Son profil, son métier…
> Le profil "AES" qui se dégage chez Laurence Ferrari correspond parfaitement au parcours et à la sphère professionnelle dans laquelle elle navigue depuis de nombreuses années. Ces 3 pôles se renforcent les uns les autres et présentent les atouts nécessaires pour réussir dans de nombreux domaines créatifs de la communication et des médias.

> Se hisser jusqu’au très convoité JT de 20H, face caméra, implique un réel charisme, une envie de transmettre, une grande confiance en soi, un goût pour s’exprimer, une grande disponibilité, un sérieux dynamisme et une bonne résistance au stress. Autant de qualités qui correspondent parfaitement aux résultats que révèle le test T.O.P chez la journaliste de TF1.

> À la fois "entreprenante" et "artiste", intuitive, ambitieuse et déterminée, elle sait réagir vite et les difficultés ne l’arrêtent pas. Et si elle fait preuve d’une grande curiosité, de créativité et d’originalité, ses résultats montrent aussi que cela ne l’empêche pas d’être plutôt pragmatique et d’aimer les résultats tangibles et mesurables. Enfin, son pôle "Entreprenant" adossé au pôle "Social" indique une capacité à fédérer et à motiver les autres, avec enthousiasme et détermination.

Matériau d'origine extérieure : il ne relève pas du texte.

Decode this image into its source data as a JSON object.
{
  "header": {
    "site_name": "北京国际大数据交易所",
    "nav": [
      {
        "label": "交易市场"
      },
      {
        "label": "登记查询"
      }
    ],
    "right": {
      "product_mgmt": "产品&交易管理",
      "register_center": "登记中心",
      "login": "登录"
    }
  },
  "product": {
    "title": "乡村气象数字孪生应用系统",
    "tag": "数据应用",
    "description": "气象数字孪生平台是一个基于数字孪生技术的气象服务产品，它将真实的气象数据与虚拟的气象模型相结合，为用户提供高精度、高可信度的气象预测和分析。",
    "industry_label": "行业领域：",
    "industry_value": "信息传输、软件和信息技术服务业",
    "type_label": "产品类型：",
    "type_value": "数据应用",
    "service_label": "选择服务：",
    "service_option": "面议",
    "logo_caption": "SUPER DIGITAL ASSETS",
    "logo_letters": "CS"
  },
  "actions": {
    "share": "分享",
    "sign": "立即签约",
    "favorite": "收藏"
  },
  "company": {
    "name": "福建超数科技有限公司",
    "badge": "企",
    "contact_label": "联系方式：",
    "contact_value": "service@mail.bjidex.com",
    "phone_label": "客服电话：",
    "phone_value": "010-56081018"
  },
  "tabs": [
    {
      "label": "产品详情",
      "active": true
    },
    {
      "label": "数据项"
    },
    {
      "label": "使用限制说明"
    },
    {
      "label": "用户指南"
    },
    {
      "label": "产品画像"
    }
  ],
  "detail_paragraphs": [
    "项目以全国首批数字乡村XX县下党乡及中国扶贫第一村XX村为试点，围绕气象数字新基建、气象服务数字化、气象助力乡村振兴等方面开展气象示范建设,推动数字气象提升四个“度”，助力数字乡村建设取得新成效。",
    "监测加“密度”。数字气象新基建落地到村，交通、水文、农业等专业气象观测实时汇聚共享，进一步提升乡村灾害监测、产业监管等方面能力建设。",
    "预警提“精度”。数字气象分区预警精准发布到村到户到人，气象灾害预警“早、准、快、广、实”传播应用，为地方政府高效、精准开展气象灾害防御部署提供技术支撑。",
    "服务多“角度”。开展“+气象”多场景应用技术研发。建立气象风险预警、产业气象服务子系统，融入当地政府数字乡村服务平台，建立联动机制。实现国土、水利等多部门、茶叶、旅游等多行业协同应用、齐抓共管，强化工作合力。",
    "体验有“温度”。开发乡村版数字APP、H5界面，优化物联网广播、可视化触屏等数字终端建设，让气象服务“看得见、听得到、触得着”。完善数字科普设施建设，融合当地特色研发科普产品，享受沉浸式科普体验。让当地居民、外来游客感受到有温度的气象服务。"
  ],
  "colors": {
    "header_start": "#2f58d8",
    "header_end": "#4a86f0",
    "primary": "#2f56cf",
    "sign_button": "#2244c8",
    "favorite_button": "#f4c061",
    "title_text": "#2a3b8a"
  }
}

Un vrai profil de "manageuse".

Clothilde Hanoteau

Les métiers que peuvent exercer ceux qui ont le profil AES
• Antiquaire
Architecte d’intérieur
Attaché de presse
Avocat(e)
Chef de publicité en agence
• Commissaire-priseur
• Conseiller(e) en communication
• Directeur de collection (presse/édition)
• Homme/Femme politique
Journaliste
• Metteur en scène
• Professeur d’enseignement artistique
• Réalisateur
Rédacteur en chef
• Producteur(trice) de spectacles,
• Publicitaire

Biographie express
1966 : naissance le 5 juillet à Aix-les-Bains (73).
1984 : décroche un bac D (actuel bac S option SVT), mention assez bien.
1985 : rate sa 1ère année de médecine et entre à l’EFAP.
1989 : entre à Europe 1, où elle restera 10 ans.
1993 : passe un DESS de communication politique et sociale à la Sorbonne.
1997 : fait ses premiers pas à la télévision sur LCI et dans Combien ça coûte, avec Jean-Pierre Pernaut.
2000 à 2006 : coprésente avec Thomas Hugues l’émission d’information Sept à Huit sur TF1.
2001-2006 : remplace Claire Chazal à la présentation des journaux télévisés du week-end sur TF1.
2003 : devient ambassadrice de l’association SOS Villages d’enfants.
2007 : crée l’agence de presse Story Box, imagine et présente Dimanche +, émission politique sur Canal+.
2008 : prend les commandes du journal de 20H en semaine sur TF1.